If you ultimately need the HAPI FHIR patient resource why don’t you try using my project to retrieve the objects? For e.g Say you need to retrieve a Patient structure from the database, you can use an implicit cast to use CPatient as Patient, something like so

Patient patient = patientRepository.find(<identifier>);

Although the find function will return a CPatient object, it’ll get implicitly casted to Patient since CPatient is a direct subclass of Patient.
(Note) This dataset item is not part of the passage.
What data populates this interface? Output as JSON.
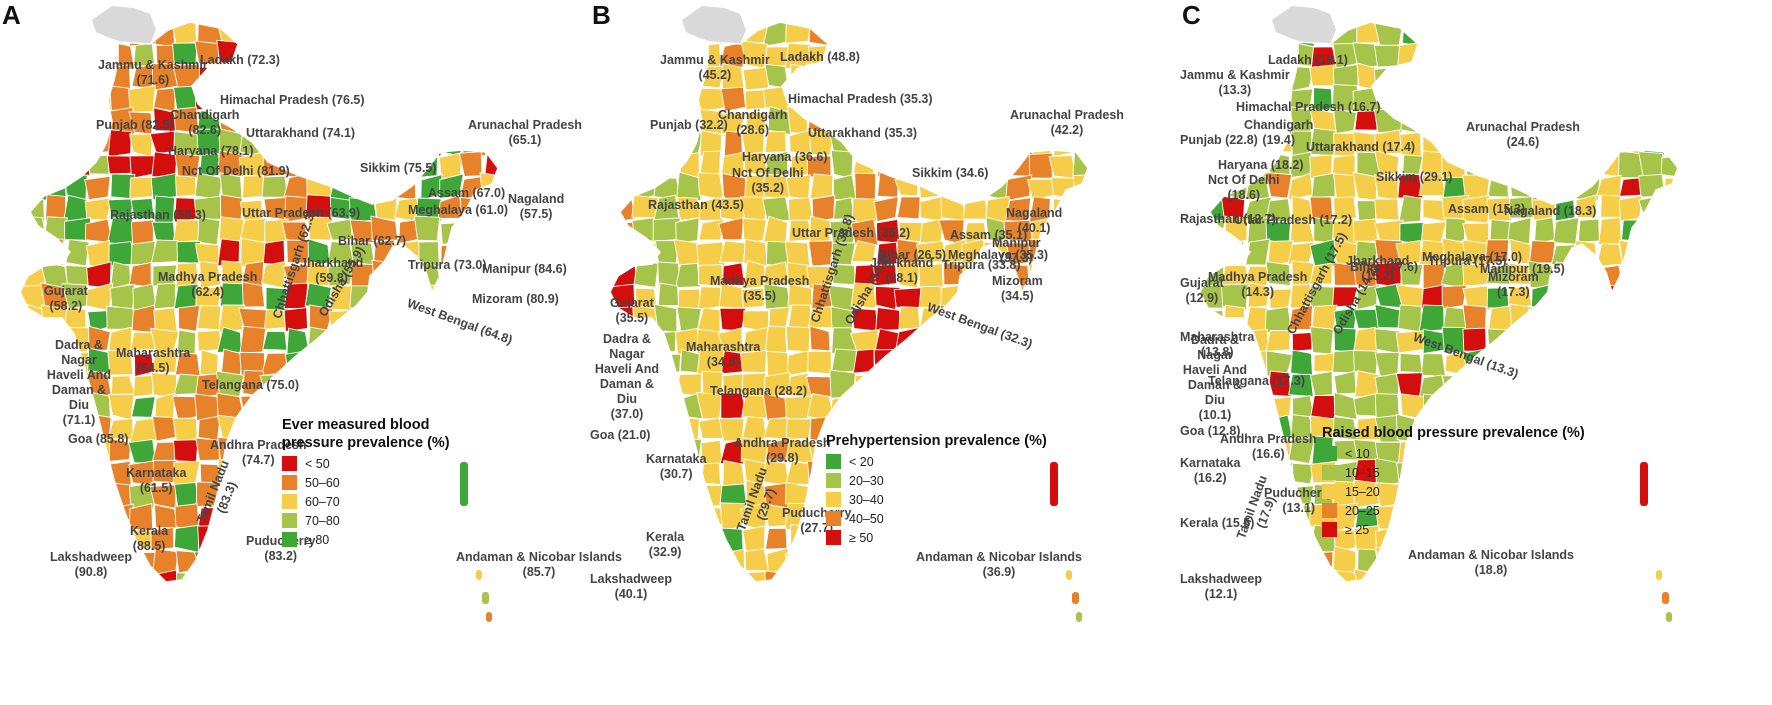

I just realized that I’m assuming Spark performs the analytical processes after all the data is retrieved from the database. If that assumption is wrong the solution above won’t work.

(Prashadi) #57

@yashdsaraf spark Cassandra connector internally handle the data distribution across entire spark cluster. Hence it won’t load all data to a single node. It internally handle data distribution. That’s why we need to go through the spark Cassandra API to retrieve the data.

(Namratanehete) #58

I think we should go with column to column approach until we get alternative. What do you all think? @sunbiz @yashdsaraf @prashadi

(Prashadi) #59

Thank you for the response I’ll be looking into the mapper implementation.

(Prashadi) #60

@sunbiz @namratanehete @judywawira I have added my blogpost on work accomplished during gsco in Since I was away for few days as my university has started, I’ll be continue to work on integrating the newest changes from Yash’s module and combining the data sources. I have tried to regenerated the JSON from interating columns and it gives me a parsing error. I will be looking into that. If it’s sorted then integration will be completed. @yashdsaraf let’s test your resources with google data set, which contains different kind of resources with attributes.

(Prashadi) #61

I have merged all the recent changes from spring data repository and now working on fixing minor issues. I’ll keep update the progress.

(Prashadi) #62

The project has moved to librehalth organization in here.

(Robby O'Connor) #63

We also mirror all repos to github, I went ahead and created that and set up mirroring to GitLab using our service account – all work should be done on GitLab however.